I have mixed feelings on the plastic Warjack boxes.  I bought three, and so far have assembled the Cyclone and Ironclad, and am working on the Defender. 

The Cons:

  1. You cannot use “normal” plastic glue on this plastic.  PP have formulated their own plastic and a typical plastic glue does not work on them.  You have to use a super glue on them, and unfortunately it doesn’t bond as quickly to the plastic as it has for me on the metal.  I considered using some of the PVC glue I use in swimming pool plumbing on these, but changed my mind as I realized that would be overkill.
  2. Warping.  Admittedly this only happened on one of the box sets, and there are extra parts from the other sets that I could use, but I would have been super-annoyed if the only kit I bought had warped arms and parts in it.  Can’t begin to imagine how you would fix that, as a boil may not be enough for this PP plastic.
  3. I still had to pin several parts on these models to get it assembled correctly.  This annoys simply because I am used to plastic glues melting the top layer of glue on both pieces and then re-bonding on a chemical level in a short amount of time.  MEK, PVC glue, Transition glue, they all do this.  Super glue goes on wet, has to be waited on, and then may or may not bond when you stick the two halves together.  Pinning avoids this and makes for a stronger bond, but why should I have to do this?  Grrrrrr.

The Pros:

  1. Plastic = less expensive models.  This is a bonus to all hobby enthusiasts, as generally the luxury of a hobby in today’s economy has a certain price tag to it.  The new metal models I was buying had price tags of $50 + Canadian on them.  These box sets cost $40 and I believe are of equally good quality.
  2. The PP plastic has a good weight to it.  Most plastic is very light and airy, and these are not.  Assembled they are quite sturdy and attractive, I like them.  We’ll see how the paint goes on them.
  3. The kits allow me to mess with the Warjack pose a little, making them a bit more dynamic than the standard ones from the metal boxes.  I can make them a little more active in their pose, and that appeals to me.  I want hammers and guns in movement so that the enemy models know they are in for a beat-down!

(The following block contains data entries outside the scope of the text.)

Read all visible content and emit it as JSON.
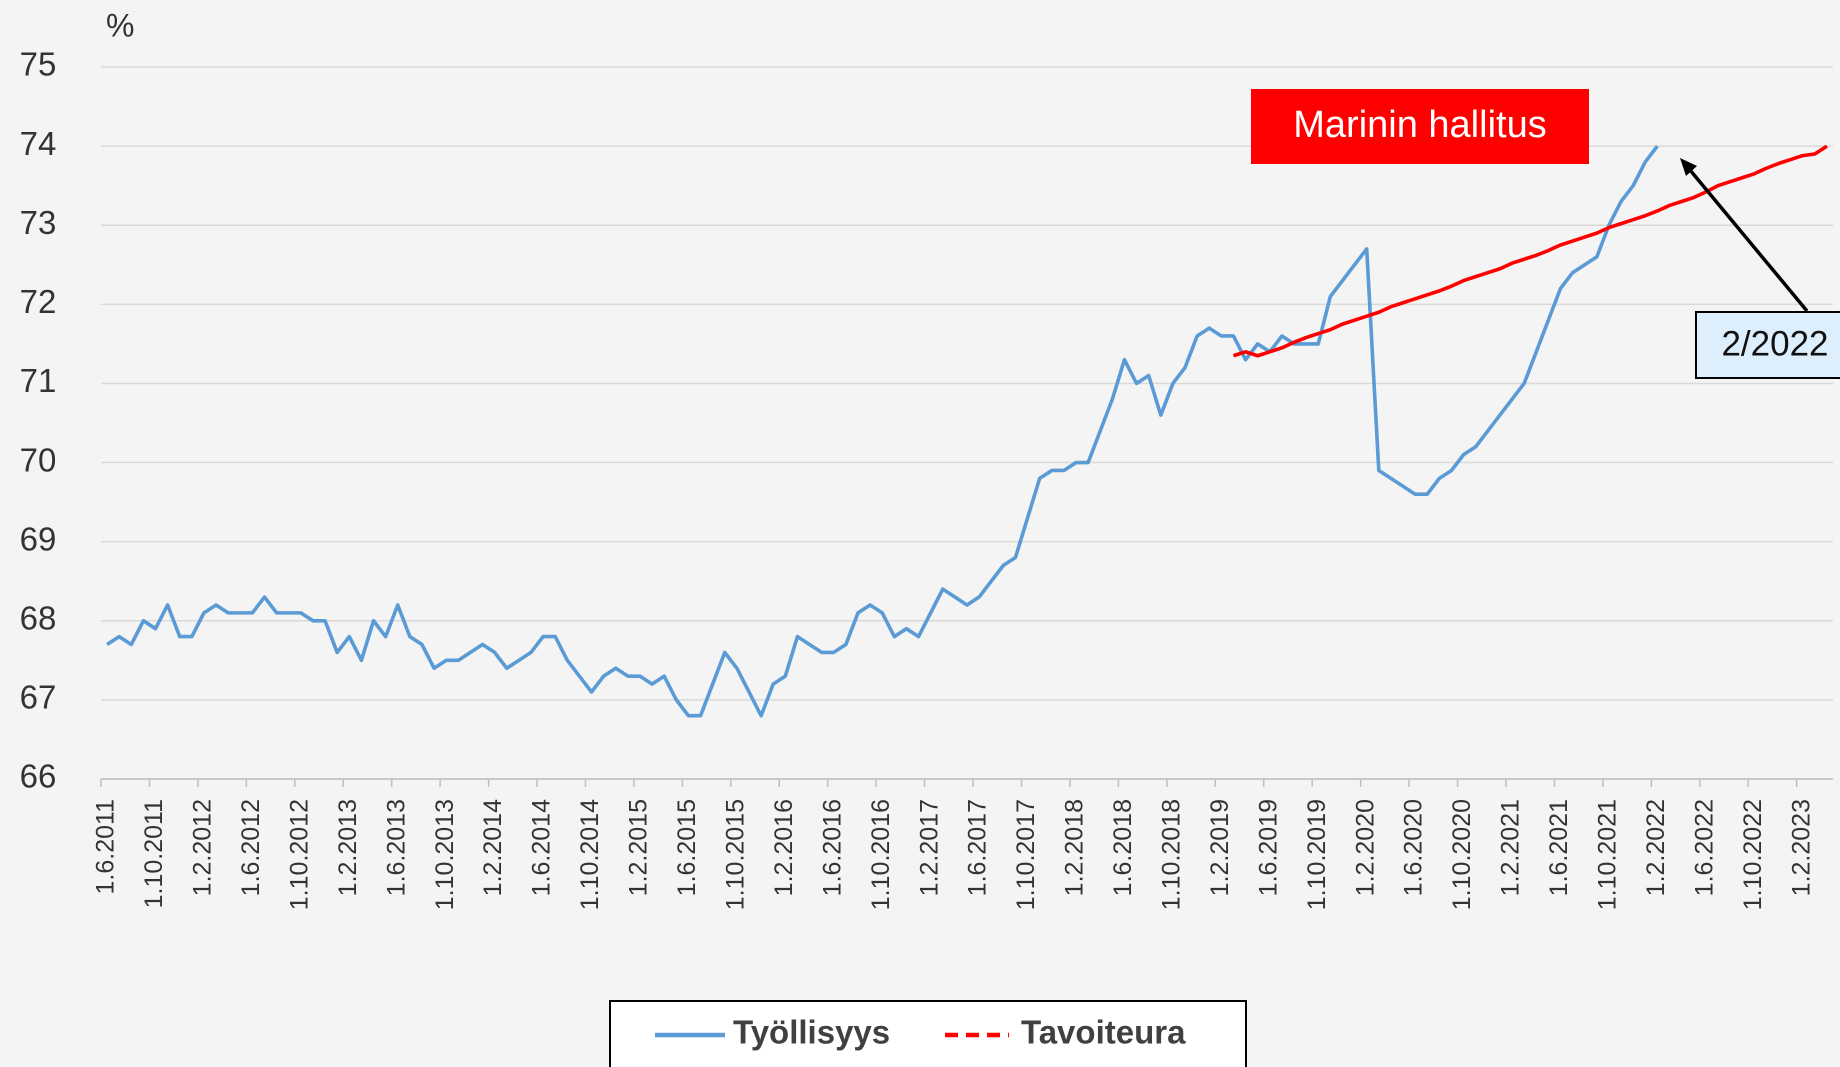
{
  "chart_data": {
    "type": "line",
    "ylabel": "%",
    "categories": [
      "1.6.2011",
      null,
      null,
      null,
      "1.10.2011",
      null,
      null,
      null,
      "1.2.2012",
      null,
      null,
      null,
      "1.6.2012",
      null,
      null,
      null,
      "1.10.2012",
      null,
      null,
      null,
      "1.2.2013",
      null,
      null,
      null,
      "1.6.2013",
      null,
      null,
      null,
      "1.10.2013",
      null,
      null,
      null,
      "1.2.2014",
      null,
      null,
      null,
      "1.6.2014",
      null,
      null,
      null,
      "1.10.2014",
      null,
      null,
      null,
      "1.2.2015",
      null,
      null,
      null,
      "1.6.2015",
      null,
      null,
      null,
      "1.10.2015",
      null,
      null,
      null,
      "1.2.2016",
      null,
      null,
      null,
      "1.6.2016",
      null,
      null,
      null,
      "1.10.2016",
      null,
      null,
      null,
      "1.2.2017",
      null,
      null,
      null,
      "1.6.2017",
      null,
      null,
      null,
      "1.10.2017",
      null,
      null,
      null,
      "1.2.2018",
      null,
      null,
      null,
      "1.6.2018",
      null,
      null,
      null,
      "1.10.2018",
      null,
      null,
      null,
      "1.2.2019",
      null,
      null,
      null,
      "1.6.2019",
      null,
      null,
      null,
      "1.10.2019",
      null,
      null,
      null,
      "1.2.2020",
      null,
      null,
      null,
      "1.6.2020",
      null,
      null,
      null,
      "1.10.2020",
      null,
      null,
      null,
      "1.2.2021",
      null,
      null,
      null,
      "1.6.2021",
      null,
      null,
      null,
      "1.10.2021",
      null,
      null,
      null,
      "1.2.2022",
      null,
      null,
      null,
      "1.6.2022",
      null,
      null,
      null,
      "1.10.2022",
      null,
      null,
      null,
      "1.2.2023",
      null,
      null
    ],
    "series": [
      {
        "name": "Työllisyys",
        "color": "#5b9bd5",
        "legend_line": "solid",
        "values": [
          67.7,
          67.8,
          67.7,
          68.0,
          67.9,
          68.2,
          67.8,
          67.8,
          68.1,
          68.2,
          68.1,
          68.1,
          68.1,
          68.3,
          68.1,
          68.1,
          68.1,
          68.0,
          68.0,
          67.6,
          67.8,
          67.5,
          68.0,
          67.8,
          68.2,
          67.8,
          67.7,
          67.4,
          67.5,
          67.5,
          67.6,
          67.7,
          67.6,
          67.4,
          67.5,
          67.6,
          67.8,
          67.8,
          67.5,
          67.3,
          67.1,
          67.3,
          67.4,
          67.3,
          67.3,
          67.2,
          67.3,
          67.0,
          66.8,
          66.8,
          67.2,
          67.6,
          67.4,
          67.1,
          66.8,
          67.2,
          67.3,
          67.8,
          67.7,
          67.6,
          67.6,
          67.7,
          68.1,
          68.2,
          68.1,
          67.8,
          67.9,
          67.8,
          68.1,
          68.4,
          68.3,
          68.2,
          68.3,
          68.5,
          68.7,
          68.8,
          69.3,
          69.8,
          69.9,
          69.9,
          70.0,
          70.0,
          70.4,
          70.8,
          71.3,
          71.0,
          71.1,
          70.6,
          71.0,
          71.2,
          71.6,
          71.7,
          71.6,
          71.6,
          71.3,
          71.5,
          71.4,
          71.6,
          71.5,
          71.5,
          71.5,
          72.1,
          72.3,
          72.5,
          72.7,
          69.9,
          69.8,
          69.7,
          69.6,
          69.6,
          69.8,
          69.9,
          70.1,
          70.2,
          70.4,
          70.6,
          70.8,
          71.0,
          71.4,
          71.8,
          72.2,
          72.4,
          72.5,
          72.6,
          73.0,
          73.3,
          73.5,
          73.8,
          74.0,
          null,
          null,
          null,
          null,
          null,
          null,
          null,
          null,
          null,
          null,
          null,
          null,
          null,
          null
        ]
      },
      {
        "name": "Tavoiteura",
        "color": "#ff0000",
        "legend_line": "dashed",
        "values": [
          null,
          null,
          null,
          null,
          null,
          null,
          null,
          null,
          null,
          null,
          null,
          null,
          null,
          null,
          null,
          null,
          null,
          null,
          null,
          null,
          null,
          null,
          null,
          null,
          null,
          null,
          null,
          null,
          null,
          null,
          null,
          null,
          null,
          null,
          null,
          null,
          null,
          null,
          null,
          null,
          null,
          null,
          null,
          null,
          null,
          null,
          null,
          null,
          null,
          null,
          null,
          null,
          null,
          null,
          null,
          null,
          null,
          null,
          null,
          null,
          null,
          null,
          null,
          null,
          null,
          null,
          null,
          null,
          null,
          null,
          null,
          null,
          null,
          null,
          null,
          null,
          null,
          null,
          null,
          null,
          null,
          null,
          null,
          null,
          null,
          null,
          null,
          null,
          null,
          null,
          null,
          null,
          null,
          71.35,
          71.4,
          71.35,
          71.4,
          71.45,
          71.52,
          71.58,
          71.63,
          71.68,
          71.75,
          71.8,
          71.85,
          71.9,
          71.97,
          72.02,
          72.07,
          72.12,
          72.17,
          72.23,
          72.3,
          72.35,
          72.4,
          72.45,
          72.52,
          72.57,
          72.62,
          72.68,
          72.75,
          72.8,
          72.85,
          72.9,
          72.97,
          73.02,
          73.07,
          73.12,
          73.18,
          73.25,
          73.3,
          73.35,
          73.42,
          73.5,
          73.55,
          73.6,
          73.65,
          73.72,
          73.78,
          73.83,
          73.88,
          73.9,
          74.0
        ]
      }
    ],
    "ylim": [
      66,
      75
    ],
    "yticks": [
      66,
      67,
      68,
      69,
      70,
      71,
      72,
      73,
      74,
      75
    ],
    "grid": true,
    "annotations": [
      {
        "text": "Marinin hallitus"
      },
      {
        "text": "2/2022"
      }
    ],
    "legend": "bottom"
  }
}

I intend to do some pictures and more discussion of these in another post, I’ll get it up this weekend if not sooner.

Anyway, heading to The Store tonight to play some games with all my new stuff.

  1. New dice for better rolling and less blame.
  2. New card deck all in plastic sleeves for ease of reference and use.
  3. New Cyclone to gain board control and put two d3 initial attacks on anything that gets too close to me.
  4. New attitude to try and always have fun, no matter the outcome of the game!!

Wish me luck!

Let's make them tremble at our fury, Rowdy my old friend!